It’s a highly profitable situation for investment firms like BlackRock, Vanguard, State Street, Fidelity and Capital Group and the food conglomerates they invest in. But BlackRock and others are not just heavily invested in the food industry. They also profit from illnesses and diseases resulting from the food system by having stakes in the pharmaceuticals sector as well. A win-win situation. The book goes on to describe how lobbying by agri-food corporations and their well-placed, well-funded front groups ensures this situation prevails. They continue to capture policy-making and regulatory space at international and national levels and promote the notion that without their products the world would starve. Moreover, they are now pushing a fake-green, ecomodernist narrative in an attempt to roll out their new proprietary technologies in order to further entrench their grip on a global food system that produces poor food, illness, environmental degradation, the eradication of smallholder farming, the undermining of rural communities, dependency and dispossession.
Professor Fabio Vighi of Cardiff University says: “Today, capitalist power can be summed up with the names of the three biggest investment funds in the world: BlackRock, Vanguard and State Street Global Advisor. These giants, sitting at the centre of a huge galaxy of financial entities, manage a mass of value close to half the global GDP, and are major shareholders in around 90 per cent of listed companies.” These firms help shape and fuel the dynamics of the economic system and the globalised food regime, ably assisted by the World Bank, the IMF, the WTO and other supranational institutions. A system that leverages debt, uses coercion and employs militarism to secure continued expansion.
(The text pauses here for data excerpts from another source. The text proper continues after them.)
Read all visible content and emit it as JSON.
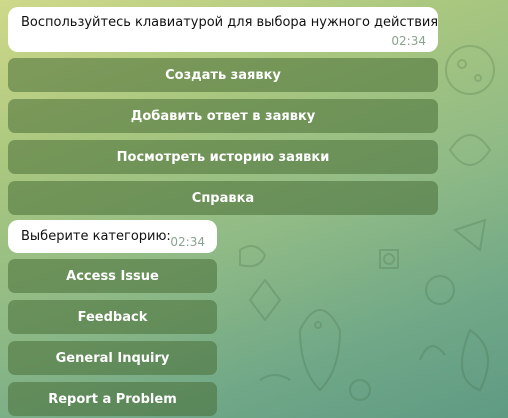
{
  "chat": {
    "message1": {
      "text": "Воспользуйтесь клавиатурой для выбора нужного действия",
      "time": "02:34"
    },
    "keyboard1": [
      {
        "label": "Создать заявку"
      },
      {
        "label": "Добавить ответ в заявку"
      },
      {
        "label": "Посмотреть историю заявки"
      },
      {
        "label": "Справка"
      }
    ],
    "message2": {
      "text": "Выберите категорию:",
      "time": "02:34"
    },
    "keyboard2": [
      {
        "label": "Access Issue"
      },
      {
        "label": "Feedback"
      },
      {
        "label": "General Inquiry"
      },
      {
        "label": "Report a Problem"
      }
    ]
  },
  "colors": {
    "background_top": "#cfd98a",
    "background_bottom": "#5f9a83",
    "bubble": "#ffffff",
    "keyboard_button": "#5a7e45",
    "timestamp": "#8aa28f"
  }
}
The dominant notion of ‘food security’ promoted by global agribusiness players like Cargill, Archer Daniel Midland, Bunge and Louis Dreyfus and supported by the World Bank is based on the ability of people and nations to purchase food. It has nothing to do with self-sufficiency andeverything to do with global markets and supply chains controlled by giant agribusiness players. Along with oil, the control of global agriculture has been a linchpin of US geopolitical strategy for many decades. The Green Revolution was exported courtesy of oil-rich interests1 and poorer nations adopted agri-capital’s chemical- and oil-dependent model of agriculture that required loans for inputs and related infrastructure development. It entailed trapping nations into a globalised food system that relies on export commodity mono-cropping to earn foreign exchange linked to sovereign dollar-denominated debt repayment and World Bank/IMF ‘structural adjustment’ directives. What we have seen has been the transformation of many countries from food self-sufficiency into food deficit areas.